\section{Metrics}

% Describes all the metrics involved in your task. If you develop new metrics, you must provide the code for the evaluation. Please, be specific on what you're measuring and whether there are any baselines to be considered. Also, in case this dataset, possibly in English or other languages, has been used in other research, please report what results were observed if considered interesting.

For both tasks we employ an accuracy metric which is computed differently depending on the task.

\paragraph{Completion Task.} To automatically calculate the accuracy on the \textit{completion} task we compute the edit distance\footnote{The implementation from \url{https://docs.python.org/3/library/difflib.html} was employed.} between the provided completion and the correct ending of the proverb. 

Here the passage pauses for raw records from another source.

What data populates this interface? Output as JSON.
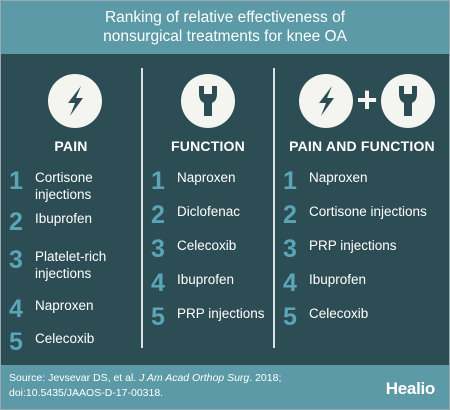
{
  "header": {
    "title_line1": "Ranking of relative effectiveness of",
    "title_line2": "nonsurgical treatments for knee OA"
  },
  "columns": [
    {
      "heading": "PAIN",
      "icons": [
        "lightning-icon"
      ],
      "items": [
        {
          "rank": "1",
          "text": "Cortisone injections"
        },
        {
          "rank": "2",
          "text": "Ibuprofen"
        },
        {
          "rank": "3",
          "text": "Platelet-rich injections"
        },
        {
          "rank": "4",
          "text": "Naproxen"
        },
        {
          "rank": "5",
          "text": "Celecoxib"
        }
      ]
    },
    {
      "heading": "FUNCTION",
      "icons": [
        "wrench-icon"
      ],
      "items": [
        {
          "rank": "1",
          "text": "Naproxen"
        },
        {
          "rank": "2",
          "text": "Diclofenac"
        },
        {
          "rank": "3",
          "text": "Celecoxib"
        },
        {
          "rank": "4",
          "text": "Ibuprofen"
        },
        {
          "rank": "5",
          "text": "PRP injections"
        }
      ]
    },
    {
      "heading": "PAIN AND FUNCTION",
      "icons": [
        "lightning-icon",
        "wrench-icon"
      ],
      "plus": "+",
      "items": [
        {
          "rank": "1",
          "text": "Naproxen"
        },
        {
          "rank": "2",
          "text": "Cortisone injections"
        },
        {
          "rank": "3",
          "text": "PRP injections"
        },
        {
          "rank": "4",
          "text": "Ibuprofen"
        },
        {
          "rank": "5",
          "text": "Celecoxib"
        }
      ]
    }
  ],
  "footer": {
    "source_prefix": "Source: Jevsevar DS, et al. ",
    "journal": "J Am Acad Orthop Surg",
    "source_suffix": ". 2018;",
    "doi": "doi:10.5435/JAAOS-D-17-00318.",
    "logo": "Healio"
  },
  "colors": {
    "background": "#2d4d55",
    "header_band": "#5b9aa6",
    "rank_number": "#5aa6b8",
    "icon_circle": "#f4f4f1"
  }
}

\paragraph{Multi-Choice Task.} The accuracy of the \textit{multi-choice} task was defined as the ratio of correctly chose options (which is always E) over the multiple choices. %Also in this task, each prompt was presented to each model three times; if no majority emerged across the three runs, the response was marked as incorrect.

%For all tasks, a zero-shot prompting strategy was employed and all requests have been sent separately via API, specifically using the OpenRouter unified interface~\cite{openrouter2024}. For all models the temperature was left at the default OpenRouter value of 1.0 since we countered their nondeterministic nature by employing a majority vote.